Hyprop raises concerns over online gambling’s impact on retail
Hyprop’s remarks reflect the rising fear amongst South African businesses that online gambling is cannibalising retail sales.
South Africa. – Hyprop Investments, parent company of Walk and Hyde Park, has warned that the rapid growth of online gambling is reducing the share of disposable income available for retail spending, threatening the performance of shopping malls in South Africa. The company flagged this concern in its recently released pre-close operational update for the four months to October 31.
Despite the competition from online gambling and a challenging economic environment, Hyprop reported that its centres in South Africa performed well during the fiscal period, with tenants’ turnover increasing by 2.9 per cent and trading density rising by 3.1 per cent from July to October 2025.

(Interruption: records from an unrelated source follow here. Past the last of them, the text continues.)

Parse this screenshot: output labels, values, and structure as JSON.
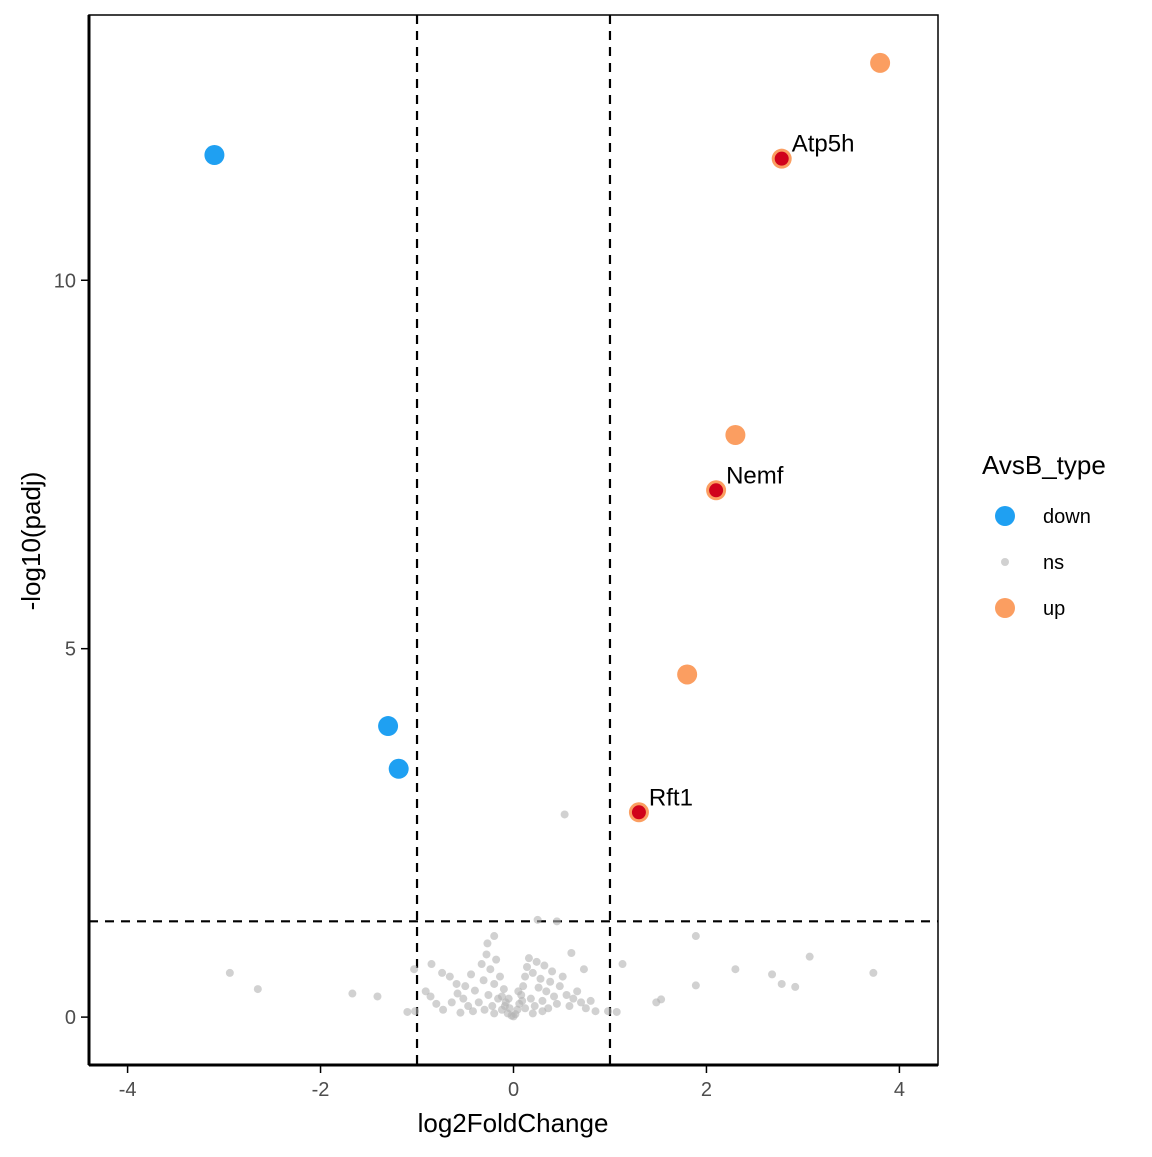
{
  "chart_data": {
    "type": "scatter",
    "title": "",
    "xlabel": "log2FoldChange",
    "ylabel": "-log10(padj)",
    "xlim": [
      -4.4,
      4.4
    ],
    "ylim": [
      -0.65,
      13.6
    ],
    "x_ticks": [
      -4,
      -2,
      0,
      2,
      4
    ],
    "x_tick_labels": [
      "-4",
      "-2",
      "0",
      "2",
      "4"
    ],
    "y_ticks": [
      0,
      5,
      10
    ],
    "y_tick_labels": [
      "0",
      "5",
      "10"
    ],
    "grid": false,
    "threshold_lines": {
      "vertical": [
        -1,
        1
      ],
      "horizontal": [
        1.3
      ]
    },
    "legend": {
      "title": "AvsB_type",
      "placement": "right",
      "entries": [
        {
          "label": "down",
          "color": "#1fa0f2"
        },
        {
          "label": "ns",
          "color": "#b3b3b3"
        },
        {
          "label": "up",
          "color": "#fb9e61"
        }
      ]
    },
    "series": [
      {
        "name": "down",
        "color": "#1fa0f2",
        "points": [
          {
            "x": -3.1,
            "y": 11.7
          },
          {
            "x": -1.3,
            "y": 3.95
          },
          {
            "x": -1.19,
            "y": 3.37
          }
        ]
      },
      {
        "name": "up",
        "color": "#fb9e61",
        "points": [
          {
            "x": 3.8,
            "y": 12.95
          },
          {
            "x": 2.78,
            "y": 11.65
          },
          {
            "x": 2.3,
            "y": 7.9
          },
          {
            "x": 2.1,
            "y": 7.15
          },
          {
            "x": 1.8,
            "y": 4.65
          },
          {
            "x": 1.3,
            "y": 2.78
          }
        ]
      },
      {
        "name": "ns",
        "color": "#b3b3b3",
        "points": [
          {
            "x": 0.53,
            "y": 2.75
          },
          {
            "x": 0.25,
            "y": 1.32
          },
          {
            "x": 0.45,
            "y": 1.3
          },
          {
            "x": 1.89,
            "y": 1.1
          },
          {
            "x": -0.2,
            "y": 1.1
          },
          {
            "x": -0.27,
            "y": 1.0
          },
          {
            "x": 0.6,
            "y": 0.87
          },
          {
            "x": 3.07,
            "y": 0.82
          },
          {
            "x": -2.94,
            "y": 0.6
          },
          {
            "x": 3.73,
            "y": 0.6
          },
          {
            "x": 2.3,
            "y": 0.65
          },
          {
            "x": 2.68,
            "y": 0.58
          },
          {
            "x": 1.13,
            "y": 0.72
          },
          {
            "x": -2.65,
            "y": 0.38
          },
          {
            "x": -1.67,
            "y": 0.32
          },
          {
            "x": -1.41,
            "y": 0.28
          },
          {
            "x": 1.89,
            "y": 0.43
          },
          {
            "x": 2.78,
            "y": 0.45
          },
          {
            "x": 2.92,
            "y": 0.41
          },
          {
            "x": 1.48,
            "y": 0.2
          },
          {
            "x": 1.53,
            "y": 0.24
          },
          {
            "x": -1.1,
            "y": 0.07
          },
          {
            "x": -1.02,
            "y": 0.08
          },
          {
            "x": 1.07,
            "y": 0.07
          },
          {
            "x": 0.98,
            "y": 0.08
          },
          {
            "x": -1.03,
            "y": 0.65
          },
          {
            "x": 0.73,
            "y": 0.65
          },
          {
            "x": -0.85,
            "y": 0.72
          },
          {
            "x": -0.74,
            "y": 0.6
          },
          {
            "x": -0.66,
            "y": 0.55
          },
          {
            "x": -0.59,
            "y": 0.45
          },
          {
            "x": -0.91,
            "y": 0.35
          },
          {
            "x": -0.86,
            "y": 0.28
          },
          {
            "x": -0.8,
            "y": 0.18
          },
          {
            "x": -0.73,
            "y": 0.1
          },
          {
            "x": -0.64,
            "y": 0.2
          },
          {
            "x": -0.58,
            "y": 0.32
          },
          {
            "x": -0.52,
            "y": 0.25
          },
          {
            "x": -0.47,
            "y": 0.15
          },
          {
            "x": -0.42,
            "y": 0.08
          },
          {
            "x": -0.55,
            "y": 0.06
          },
          {
            "x": -0.5,
            "y": 0.42
          },
          {
            "x": -0.44,
            "y": 0.58
          },
          {
            "x": -0.4,
            "y": 0.36
          },
          {
            "x": -0.36,
            "y": 0.2
          },
          {
            "x": -0.33,
            "y": 0.72
          },
          {
            "x": -0.31,
            "y": 0.5
          },
          {
            "x": -0.28,
            "y": 0.85
          },
          {
            "x": -0.26,
            "y": 0.3
          },
          {
            "x": -0.24,
            "y": 0.65
          },
          {
            "x": -0.22,
            "y": 0.15
          },
          {
            "x": -0.2,
            "y": 0.45
          },
          {
            "x": -0.18,
            "y": 0.78
          },
          {
            "x": -0.16,
            "y": 0.25
          },
          {
            "x": -0.14,
            "y": 0.55
          },
          {
            "x": -0.12,
            "y": 0.1
          },
          {
            "x": -0.1,
            "y": 0.38
          },
          {
            "x": -0.08,
            "y": 0.2
          },
          {
            "x": -0.06,
            "y": 0.05
          },
          {
            "x": -0.04,
            "y": 0.12
          },
          {
            "x": -0.02,
            "y": 0.02
          },
          {
            "x": 0.0,
            "y": 0.01
          },
          {
            "x": 0.02,
            "y": 0.04
          },
          {
            "x": 0.04,
            "y": 0.1
          },
          {
            "x": 0.06,
            "y": 0.18
          },
          {
            "x": 0.08,
            "y": 0.3
          },
          {
            "x": 0.1,
            "y": 0.42
          },
          {
            "x": 0.12,
            "y": 0.55
          },
          {
            "x": 0.14,
            "y": 0.68
          },
          {
            "x": 0.16,
            "y": 0.8
          },
          {
            "x": 0.18,
            "y": 0.25
          },
          {
            "x": 0.2,
            "y": 0.6
          },
          {
            "x": 0.22,
            "y": 0.15
          },
          {
            "x": 0.24,
            "y": 0.75
          },
          {
            "x": 0.26,
            "y": 0.4
          },
          {
            "x": 0.28,
            "y": 0.52
          },
          {
            "x": 0.3,
            "y": 0.22
          },
          {
            "x": 0.32,
            "y": 0.7
          },
          {
            "x": 0.34,
            "y": 0.35
          },
          {
            "x": 0.36,
            "y": 0.12
          },
          {
            "x": 0.38,
            "y": 0.48
          },
          {
            "x": 0.4,
            "y": 0.62
          },
          {
            "x": 0.42,
            "y": 0.28
          },
          {
            "x": 0.45,
            "y": 0.18
          },
          {
            "x": 0.48,
            "y": 0.42
          },
          {
            "x": 0.51,
            "y": 0.55
          },
          {
            "x": 0.55,
            "y": 0.3
          },
          {
            "x": 0.58,
            "y": 0.15
          },
          {
            "x": 0.62,
            "y": 0.25
          },
          {
            "x": 0.66,
            "y": 0.35
          },
          {
            "x": 0.7,
            "y": 0.2
          },
          {
            "x": 0.75,
            "y": 0.12
          },
          {
            "x": 0.8,
            "y": 0.22
          },
          {
            "x": 0.85,
            "y": 0.08
          },
          {
            "x": -0.3,
            "y": 0.1
          },
          {
            "x": -0.2,
            "y": 0.05
          },
          {
            "x": 0.2,
            "y": 0.05
          },
          {
            "x": 0.3,
            "y": 0.08
          },
          {
            "x": 0.12,
            "y": 0.12
          },
          {
            "x": -0.12,
            "y": 0.28
          },
          {
            "x": 0.05,
            "y": 0.35
          },
          {
            "x": -0.05,
            "y": 0.25
          },
          {
            "x": 0.09,
            "y": 0.22
          },
          {
            "x": -0.09,
            "y": 0.15
          }
        ]
      }
    ],
    "annotations": [
      {
        "label": "Atp5h",
        "x": 2.78,
        "y": 11.65,
        "marker_color": "#d0021b"
      },
      {
        "label": "Nemf",
        "x": 2.1,
        "y": 7.15,
        "marker_color": "#d0021b"
      },
      {
        "label": "Rft1",
        "x": 1.3,
        "y": 2.78,
        "marker_color": "#d0021b"
      }
    ]
  }
}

The company attributed the success to the strategic locations of its malls, a well-curated tenant mix, and its ongoing efforts to provide distinctive experiences for shoppers. Hyprop’s property portfolio includes 12 prime shopping centres distributed across Gauteng, Western Cape and Kwazulu-natal.
Hyprop’s remarks reflect the rising fear amongst South African businesses that online gambling is cannibalising retail sales. It echoes the recent sentiments of Sean Summers, CEO of Pick n Pay, who alleged that offshore betting platforms are siphoning over R1bn (€52m) weekly from South Africa and advocated for a complete ban on online gambling ads.
While online gambling remains largely unregulated, a recent proposal by the South African Treasury to impose a 20 per cent tax on GGR from online betting and interactive games suggests the government will rather take a controlled approach than an outright ban.